People will tell you, "If you can't have a baby, just adopt."

These people will not know what they are talking about.  Because adopting is just as hard a process as infertility treatments and no guarantee of getting a baby.  Those pro-women feminists who told you the great news about abortion?  They neglect to mention that all those abortions eliminate all the babies that would otherwise be available for adoption.  The rest go home to single mothers, many of whom will not be able to handle motherhood well or at all.  Every white, healthy baby has about 20 would-be adoptive couples competing to be its parents.  And the mother, the pregnant girl who chooses who will have a child and who won't, is someone you might not trust to water your plants for you while you are gone on vacation.  Your social worker will put your entire life under the microscope, will mandate sessions with a counselor to determine whether you are appropriate parent material, will take a check for a seriously large amount of money, and will then call you and say something like, "Uh, I have a birthmother here.  She's a lesbian, but she had a one-nighter with her gay friend and is now considering adoption.  She drank pretty heavily early in her pregnancy, but isn't drinking much now, just smoking marijuana now and then.  Oh, and she's bipolar.  What do you think?"

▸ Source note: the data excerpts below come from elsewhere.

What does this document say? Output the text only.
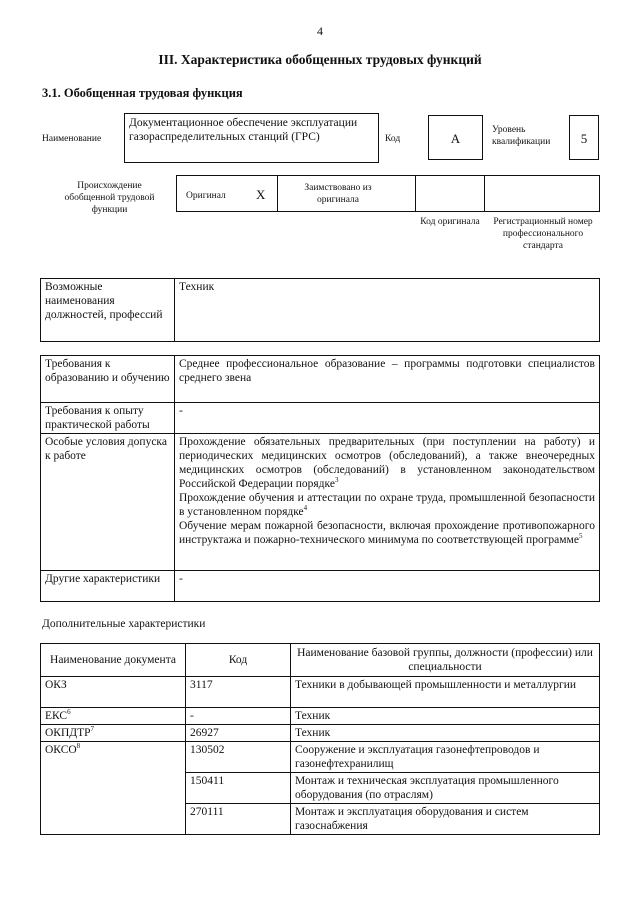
4
III. Характеристика обобщенных трудовых функций
3.1. Обобщенная трудовая функция
Наименование
Документационное обеспечение эксплуатации газораспределительных станций (ГРС)	Код	A
Уровень квалификации	5
Происхождение обобщенной трудовой функции
Оригинал X	Заимствовано из оригинала
Код оригинала	Регистрационный номер профессионального стандарта
Возможные наименования должностей, профессий	Техник
Требования к образованию и обучению	Среднее профессиональное образование – программы подготовки специалистов среднего звена
Требования к опыту практической работы	-
Особые условия допуска к работе	Прохождение обязательных предварительных (при поступлении на работу) и периодических медицинских осмотров (обследований), а также внеочередных медицинских осмотров (обследований) в установленном законодательством Российской Федерации порядке$^3$
Прохождение обучения и аттестации по охране труда, промышленной безопасности в установленном порядке$^4$
Обучение мерам пожарной безопасности, включая прохождение противопожарного инструктажа и пожарно-технического минимума по соответствующей программе$^5$

Другие характеристики	-
Дополнительные характеристики
Наименование документа	Код	Наименование базовой группы, должности (профессии) или специальности
ОКЗ	3117	Техники в добывающей промышленности и металлургии
ЕКС$^6$	-	Техник
ОКПДТР$^7$	26927	Техник
ОКСО$^8$	130502	Сооружение и эксплуатация газонефтепроводов и газонефтехранилищ
	150411	Монтаж и техническая эксплуатация промышленного оборудования (по отраслям)
	270111	Монтаж и эксплуатация оборудования и систем газоснабжения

And it is crazy - CRAZY - but you will listen to that and you will still want that baby so bad, you'll nod and smile and say, "When can we meet her?"  Or if you're like me, maybe you won't.  But then you won't have a baby.

The point of all this is: your fertility is important.  It is so important.  Do not discount this.  Make using it as much a priority as establishing a career or traveling abroad or buying a beautiful house.  Make it more of a priority.  Plan ahead and save yourself a great deal of heartache and soul searching.  Trust me on this.  I've been there.